Do You Really Save Money With Solar Panels?
Whether solar panels are worth it has a lot to do with:
- the number of hours of sunshine in the year,
- and the cost of utilities.
You really have to look at both of those things to get your return on investment.
For example, if you look at California, the utility costs are very high and there’s a lot of sunlight. So, it totally makes sense to get a solar system in an area like that if trees or other buildings won’t be blocking direct sunlight from reaching your solar panels.
But in Tennesse, they have this thing called TVA (the Tennessee Valley Authority) that has worked very well to keep people’s utility costs way lower than most of the rest of the country. It could still make sense to do solar but you would have to run the numbers on it. (Solar companies can typically give you some really solid data so you can make an informed decision).
The good news is that solar power technology has come a long way in the last decade in terms of cost and efficiency.
I’m (obviously) a big fan of solar power. But mathematically, some areas have an excellent return on investment with solar systems, while it might take you many years to just break even in other areas.
Solar Panels vs Power Purchase Agreements
A solar power system has a high upfront cost, so a solar power purchase agreement (PPA) might sound like a great idea. A power purchase agreement is a financial agreement where a developer arranges for the design, permitting, financing, and installation of a solar energy system on a customer’s property.
Usually, power purchase agreements are a bad idea.
One reason I don’t like power purchase agreements is that, for example, if 3 years later you decide that you need to move you might end up paying for all of the solar system yourself, instead of the new homeowners.
What typically happens is someone wanting a solar system will be told that their 25-year lease agreement would easily just transfer over automatically to the next homeowner.
But, what ends up happening is the real estate agents get involved they tell the new buyer something like, “We’re going to make the seller pay that whole system off because they made the mistake of getting a PPA and we don’t want you to be punished for their mistakes.
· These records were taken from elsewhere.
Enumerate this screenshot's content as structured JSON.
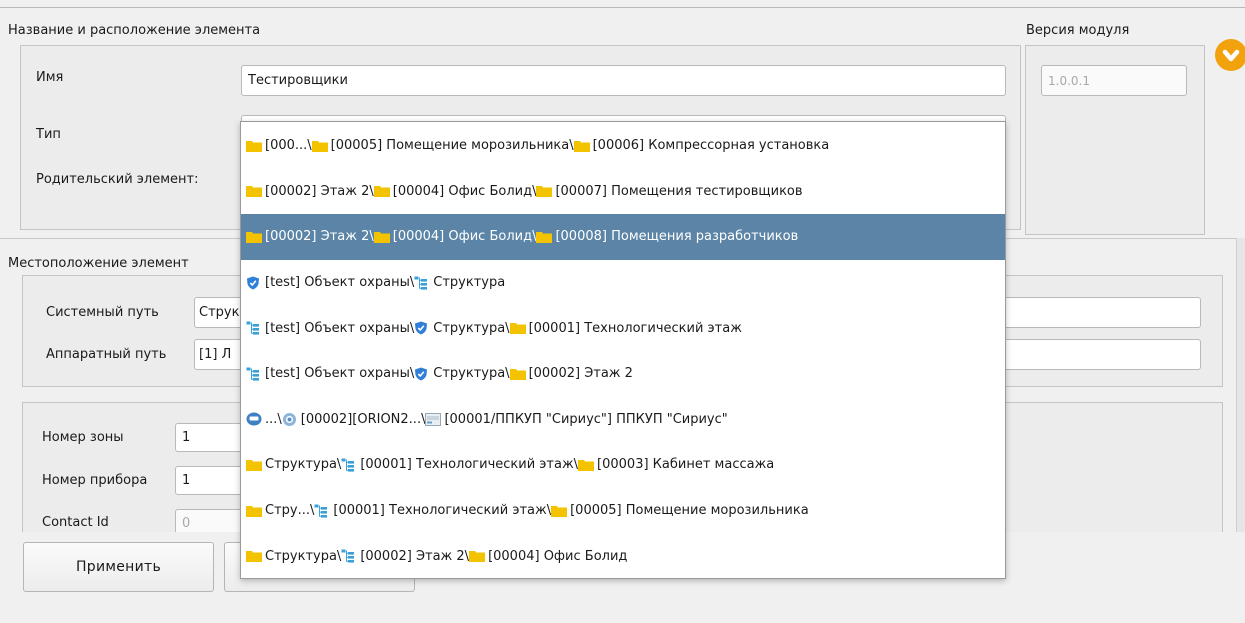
{
  "section_title": "Название и расположение элемента",
  "module_version": {
    "label": "Версия модуля",
    "value": "1.0.0.1"
  },
  "fields": {
    "name_label": "Имя",
    "name_value": "Тестировщики",
    "type_label": "Тип",
    "parent_label": "Родительский элемент:"
  },
  "location": {
    "title": "Местоположение элемент",
    "system_path_label": "Системный путь",
    "system_path_value": "Струк",
    "hardware_path_label": "Аппаратный путь",
    "hardware_path_value": "[1] Л"
  },
  "zone": {
    "zone_label": "Номер зоны",
    "zone_value": "1",
    "device_label": "Номер прибора",
    "device_value": "1",
    "contact_label": "Contact Id",
    "contact_value": "0"
  },
  "buttons": {
    "apply": "Применить"
  },
  "colors": {
    "selection": "#5b84a6",
    "folder": "#f3c300",
    "shield": "#2f7fd8",
    "accent": "#f2a20c"
  },
  "dropdown_items": [
    {
      "selected": false,
      "segments": [
        {
          "icon": "folder",
          "text": "[000...\\"
        },
        {
          "icon": "folder",
          "text": "[00005] Помещение морозильника\\"
        },
        {
          "icon": "folder",
          "text": "[00006] Компрессорная установка"
        }
      ]
    },
    {
      "selected": false,
      "segments": [
        {
          "icon": "folder",
          "text": "[00002] Этаж 2\\"
        },
        {
          "icon": "folder",
          "text": "[00004] Офис Болид\\"
        },
        {
          "icon": "folder",
          "text": "[00007] Помещения тестировщиков"
        }
      ]
    },
    {
      "selected": true,
      "segments": [
        {
          "icon": "folder",
          "text": "[00002] Этаж 2\\"
        },
        {
          "icon": "folder",
          "text": "[00004] Офис Болид\\"
        },
        {
          "icon": "folder",
          "text": "[00008] Помещения разработчиков"
        }
      ]
    },
    {
      "selected": false,
      "segments": [
        {
          "icon": "shield",
          "text": "[test] Объект охраны\\"
        },
        {
          "icon": "tree",
          "text": "Структура"
        }
      ]
    },
    {
      "selected": false,
      "segments": [
        {
          "icon": "tree",
          "text": "[test] Объект охраны\\"
        },
        {
          "icon": "shield",
          "text": "Структура\\"
        },
        {
          "icon": "folder",
          "text": "[00001] Технологический этаж"
        }
      ]
    },
    {
      "selected": false,
      "segments": [
        {
          "icon": "tree",
          "text": "[test] Объект охраны\\"
        },
        {
          "icon": "shield",
          "text": "Структура\\"
        },
        {
          "icon": "folder",
          "text": "[00002] Этаж 2"
        }
      ]
    },
    {
      "selected": false,
      "segments": [
        {
          "icon": "device",
          "text": "...\\"
        },
        {
          "icon": "gear",
          "text": "[00002][ORION2...\\"
        },
        {
          "icon": "panel",
          "text": "[00001/ППКУП \"Сириус\"] ППКУП \"Сириус\""
        }
      ]
    },
    {
      "selected": false,
      "segments": [
        {
          "icon": "folder",
          "text": "Структура\\"
        },
        {
          "icon": "tree",
          "text": "[00001] Технологический этаж\\"
        },
        {
          "icon": "folder",
          "text": "[00003] Кабинет массажа"
        }
      ]
    },
    {
      "selected": false,
      "segments": [
        {
          "icon": "folder",
          "text": "Стру...\\"
        },
        {
          "icon": "tree",
          "text": "[00001] Технологический этаж\\"
        },
        {
          "icon": "folder",
          "text": "[00005] Помещение морозильника"
        }
      ]
    },
    {
      "selected": false,
      "segments": [
        {
          "icon": "folder",
          "text": "Структура\\"
        },
        {
          "icon": "tree",
          "text": "[00002] Этаж 2\\"
        },
        {
          "icon": "folder",
          "text": "[00004] Офис Болид"
        }
      ]
    }
  ]
}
So, now we’re going to use it as a negotiating tool to not buy the house for as much or make them pay it off.”
Solar Panels & Selling A House
You also want to think about breaking even on your solar system before you sell the house because solar systems don’t always increase the value of a house in most areas.
Actually, solar panels can be an obstacle when trying to sell your home because not everyone likes how solar panels look. And sometimes people are a little confused by the technology and they’re not sure what they’re getting themselves into.
So, if you’re going to break even on your solar system in 3 or 4 years, but you think you might be moving in 2 years, then don’t bother buying them. (That’s just my opinion, but you can always contact a real estate agent and see what they think about solar panels and the housing market in your area.)
Solar Panels & Making Money
A great thing about getting solar panels is if your house is on the grid, your solar power system can potentially earn you money!
Net Energy Metering: This is a system in which a customer’s solar panels (or other energy generators like wind turbines) are connected to the grid. If there’s a surplus of power being made (power that won’t be used by the customer), this power will be transferred onto the grid. This allows customers to make money by supplying power to the grid.
Let’s say you have some solar panels on your roof already, and it’s supplying unused power to the grid…
If you look at the amount of energy you’ve used up all year and then you look at the amount of energy that you’ve produced all year, either you produced more than you used or you used more than you produce.
So, at the very end of the year, if you used more than you produced, you pay for it. And if you produced more than you used, you get paid for it.
A solar power system could pay for itself within a few years if you fed unused power back to the power company.
Solar Panels & Reducing Your Carbon Footprint
If you want to help the planet out by reducing your carbon footprint, then solar panels are worth it.
By installing a solar power system, you’re not relying on a coal-powered plant to send electricity to your house.
Lithium Batteries, The Environment & Humanitarian Concerns
A solar power system will usually include lithium deep-cycle batteries. I recommend you get lithium iron phosphate batteries.
Lithium-ion batteries, which are also widely popular, require special recycling or disposal procedures and can be dangerous if they end up in landfills.
Also, the mining that’s done for the materials needed to build lithium-ion batteries has both humanitarian and environmental issues.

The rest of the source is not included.